A Chinese military officer took Ban on a tour of Yingxiu.
Some 4,800 of the town's 18,000 people were killed and another 4,000 were still missing, the officer told Ban. Most of the buildings in the town collapsed and those still standing were badly damaged. Reporters could see government workers in hooded white protective suits spraying disinfectant on the rubble.
Meanwhile, experts searched for 15 radiation sources buried in the rubble and survivors moved out of possible danger areas downstream from rivers dammed by landslides.
With their water pooling, the blocked rivers could breach the earthen barriers — a danger that would grow with coming rains or aftershocks.
Relief workers grappled with getting tents, food and medical care to the displaced. Wen said that the government needed 900,000, tents that and it urged Chinese manufacturers to make 30,000 a day.
The Environmental Protection Ministry said experts from its National Nuclear Safety Administration were trying to contain 15 unspecified "sources" of radiation.
Some 50 potential radiation sources were buried by the quake, Environment Vice Minister Wu Xiaoqing said Friday in Beijing. While 35 have been secured, 15 remained buried under buildings and houses and, though located, were inaccessible, he said.
Wu said the radiation was not leaking. But the number of unsecured sources was far higher than the two the agency reported days earlier. China has said all nuclear facilities are safe and foreign experts have said the unsecured radiation material was likely used by hospitals and factories, or for research.

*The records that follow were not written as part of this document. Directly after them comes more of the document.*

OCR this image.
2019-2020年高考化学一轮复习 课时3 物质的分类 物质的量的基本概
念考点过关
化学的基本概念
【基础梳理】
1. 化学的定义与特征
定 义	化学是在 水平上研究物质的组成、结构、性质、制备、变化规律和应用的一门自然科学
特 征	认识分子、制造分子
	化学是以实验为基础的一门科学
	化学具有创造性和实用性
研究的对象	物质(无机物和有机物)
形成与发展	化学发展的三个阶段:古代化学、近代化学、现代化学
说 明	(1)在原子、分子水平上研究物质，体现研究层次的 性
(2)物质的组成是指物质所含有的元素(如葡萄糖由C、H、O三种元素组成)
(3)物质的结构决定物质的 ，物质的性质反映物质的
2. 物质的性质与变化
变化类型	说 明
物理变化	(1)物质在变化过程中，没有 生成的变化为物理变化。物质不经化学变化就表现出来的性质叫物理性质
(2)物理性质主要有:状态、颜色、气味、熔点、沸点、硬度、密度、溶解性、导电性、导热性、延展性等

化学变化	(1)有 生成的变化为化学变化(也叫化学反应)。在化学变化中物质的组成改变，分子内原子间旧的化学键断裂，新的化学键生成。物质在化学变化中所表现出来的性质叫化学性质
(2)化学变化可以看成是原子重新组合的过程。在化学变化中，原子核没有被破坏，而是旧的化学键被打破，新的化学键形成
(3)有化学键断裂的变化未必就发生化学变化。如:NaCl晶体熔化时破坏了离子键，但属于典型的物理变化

Even as the government battled to bring relief to the devastated areas, it shifted focus to long-term reconstruction and away from the search for survivors and bodies among the wreckage.
"Previously our main priority was the search and rescue of affected people," Wen said. "Our priority now is to resettle the affected people, and to make plans for the post-quake reconstruction."
The quake destroyed more than 15 million homes, Wen said. He said the government has begun an urgent effort to construct temporary housing, complete with schools and trash collection.
Some 10,000 medical workers have been dispatched to prevent outbreaks of disease, Wen said.
Sichuan Vice Governor Li Chengyun said the province would aim to rebuild roads and cities within three years.
Beijing ordered China's richest provinces and cities to adopt areas that were hit hard by the quake and to start sending aid right away, especially tents and drinking water.
In the quake-hit city of Pengzhou, signs urged people to pay attention to hygiene to prevent disease outbreaks.
As many as 9,000 injured will be transported to other provinces, Li said. He said more psychologists were needed to help survivors cope, especially children orphaned by the quake.
Also on Saturday, eight pandas arrived safely in Beijing after a long journey from their damaged reserve near the epicenter of the quake.
The pandas arrived Saturday evening to spend the next six months at the Beijing Zoo on a special Olympics visit that had been planned long before the quake.
The pandas have been under careful watch because they appeared nervous after the earthquake. But they appeared lively after they were put into their exhibit space at the Beijing Zoo, even putting their paws on the glass that separated them from the media and the public.